Page MenuHomePhabricator

[ARM][ParallelDSP] Change smlad insertion order
ClosedPublic

Authored by samparker on Sep 10 2019, 3:48 AM.

Details

Summary

Instead of inserting everything after the 'root' of the reduction, insert all instructions as close to their operands as possible. This can help reduce register pressure.

Note: I have no idea why git has decided that I've made a change to an MC test.

Diff Detail

Event Timeline

samparker created this revision.Sep 10 2019, 3:48 AM

This can help reduce register pressure.

Is misched really so weak that this helps significantly? Or is it not enabled for the targets in question?

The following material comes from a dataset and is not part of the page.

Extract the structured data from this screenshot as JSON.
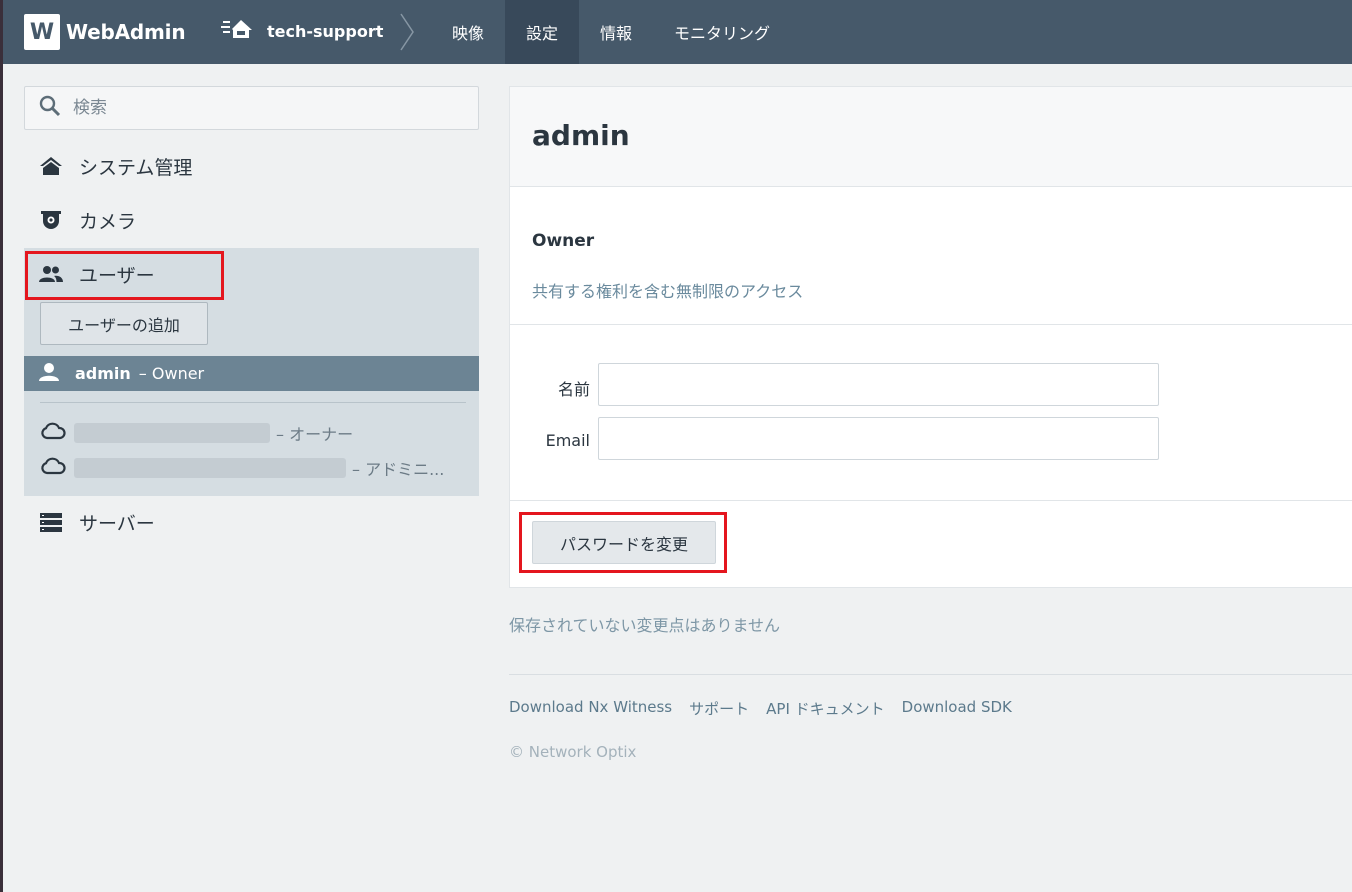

lib/Target/ARM/ARMParallelDSP.cpp
696 ↗(On Diff #219511)

dominates() is linear in the length of the basic block; might want to use OrderedBasicBlock. (This is probably not the only place where this pass is quadratic in the size of the basic block, but just happened to spot it.)

Note: I have no idea why git has decided that I've made a change to an MC test.

Like the name suggests, preserve-comments-crlf.s has Windows line endings; maybe your text editor accidentally "fixed" them?

samparker updated this revision to Diff 219671.Sep 11 2019, 1:54 AM

Thanks Eli, I had no idea that OrderedBasicBlock existed! I'm now using this in a couple of places. I've also updated a couple of tests to highlight the register pressure changes. The scheduler does a good job, but it appears to struggle with some of the large blocks that we chuck at it and every cycle counts for these DSP kernels.

efriedma added inline comments.Sep 12 2019, 1:34 PM
lib/Target/ARM/ARMParallelDSP.cpp
654 ↗(On Diff #219671)

You decided not to modify this dominates() call?

samparker marked an inline comment as done.Sep 13 2019, 12:38 AM
samparker added inline comments.
lib/Target/ARM/ARMParallelDSP.cpp
654 ↗(On Diff #219671)

I assumed it wouldn't be worth it... My understanding is that I'd have to create a new ordered block each time, because the block will change after each call.

efriedma added inline comments.Sep 13 2019, 12:08 PM
lib/Target/ARM/ARMParallelDSP.cpp
654 ↗(On Diff #219671)

My general concern here would be that the pass is O(N^2) in the number of transformations in a given BB. (If you unroll a loop containing a transformable operation N times, for example.) This contributes to that, constructing the OrderedBB later in InsertParallelMACs contributes to that. But there are a bunch of other places with similar issues... for example, RecordMemoryOps has a loop that's O(N^2) in the number of loads.

Actually, thinking about it a bit more, I have another concern; you might not be picking a legal insertion point. The instruction that produces the accumulator could be anything: for example, a phi, or an invoke, or an exception-handling instruction.

samparker marked an inline comment as done.Sep 16 2019, 7:19 AM
samparker added inline comments.
lib/Target/ARM/ARMParallelDSP.cpp
654 ↗(On Diff #219671)

What about if I delayed the RecordMemoryOps logic until after we've discovered the reduction? Then, at least, we won't be paying the cost for the vast majority of cases.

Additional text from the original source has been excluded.